Bananas everywhere not tropical have this issue, but they're also picked very green and ripened locally. Container shipping is very efficient, so I'm not sure if this is really a problem. It's even possible that if you live near a major port, bananas have fewer emissions than apples that were trucked 400 miles.

2 comments

Container ships are more efficient than trucks when measuring CO2 emissions, not so much by other emissions. The problem is that they use high sulfur "bunker oil" fuel. At least with trucks there is a clear path to electrification via renewable means; I don't know that there's a similar path for electrifying container ships due to the logistics involved.

https://en.wikipedia.org/wiki/Environmental_impact_of_shippi...

It's worth electrifying truck transport because truck engines have to be reasonably compact and trucks generally don't go far from the electrical grid so can recharge whenever necessary (and possibly in future while driving).

For a container ship this is inverted, so I'd expect CO2-neutral shipping to use minimally-processed biofuel in a turbine power plant. Or nuclear, of course.

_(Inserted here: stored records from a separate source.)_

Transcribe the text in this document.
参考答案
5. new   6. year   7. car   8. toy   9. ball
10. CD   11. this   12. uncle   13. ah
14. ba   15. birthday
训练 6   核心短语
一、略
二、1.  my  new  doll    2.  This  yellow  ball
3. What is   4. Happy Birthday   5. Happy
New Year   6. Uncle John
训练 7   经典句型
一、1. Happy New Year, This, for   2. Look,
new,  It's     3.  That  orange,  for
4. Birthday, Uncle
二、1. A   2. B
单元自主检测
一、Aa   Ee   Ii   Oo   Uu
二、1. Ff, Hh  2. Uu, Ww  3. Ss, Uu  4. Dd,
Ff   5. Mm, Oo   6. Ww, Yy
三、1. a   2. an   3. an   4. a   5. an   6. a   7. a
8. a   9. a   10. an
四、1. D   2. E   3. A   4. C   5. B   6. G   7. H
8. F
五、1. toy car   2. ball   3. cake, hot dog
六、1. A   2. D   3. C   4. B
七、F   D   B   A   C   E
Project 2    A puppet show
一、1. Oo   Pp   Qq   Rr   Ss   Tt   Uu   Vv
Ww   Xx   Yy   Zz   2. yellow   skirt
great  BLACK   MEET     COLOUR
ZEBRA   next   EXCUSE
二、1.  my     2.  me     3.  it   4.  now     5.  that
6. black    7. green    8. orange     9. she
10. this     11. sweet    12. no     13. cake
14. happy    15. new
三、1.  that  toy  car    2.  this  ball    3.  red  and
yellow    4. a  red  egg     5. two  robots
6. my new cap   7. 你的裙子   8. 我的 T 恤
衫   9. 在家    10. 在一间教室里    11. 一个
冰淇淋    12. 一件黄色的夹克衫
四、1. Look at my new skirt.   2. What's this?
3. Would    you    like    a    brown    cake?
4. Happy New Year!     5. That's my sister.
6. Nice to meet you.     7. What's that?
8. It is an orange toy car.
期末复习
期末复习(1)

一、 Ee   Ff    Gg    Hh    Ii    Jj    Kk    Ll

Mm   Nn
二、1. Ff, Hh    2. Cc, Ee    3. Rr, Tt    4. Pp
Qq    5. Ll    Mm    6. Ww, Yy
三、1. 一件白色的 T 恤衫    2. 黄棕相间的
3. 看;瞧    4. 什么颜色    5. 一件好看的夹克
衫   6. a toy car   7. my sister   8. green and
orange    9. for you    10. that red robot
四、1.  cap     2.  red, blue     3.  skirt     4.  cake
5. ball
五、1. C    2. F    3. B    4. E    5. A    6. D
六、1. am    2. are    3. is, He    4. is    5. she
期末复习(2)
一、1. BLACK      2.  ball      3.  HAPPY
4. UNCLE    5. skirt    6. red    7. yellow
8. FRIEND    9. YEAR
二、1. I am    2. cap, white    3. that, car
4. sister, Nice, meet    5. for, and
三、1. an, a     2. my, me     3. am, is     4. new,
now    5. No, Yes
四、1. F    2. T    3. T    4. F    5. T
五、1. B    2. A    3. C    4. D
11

It’s worth moving back to trains. trucking took over partly because it removed the infrastructure problem from the truck company. Which left it to governments to (not in some cases) maintain. trains are way more predictable too.
Sounds like removing trucks in the logistics chain as much as possible is the better option then? The trucks' parts and/or fuel (or crude) is also getting shipped using bunker oil fuel.
trucks do not replace container ships, bananas are boarded on ships at tropical countries and delivered to ports worldwide and then trucked to in-land warehouses.
definitely, tomatoes shipped from Mexico in some cases require less energy than green house grow in Quebec.

what’s more efficient? not eating tomatoes in Quebec.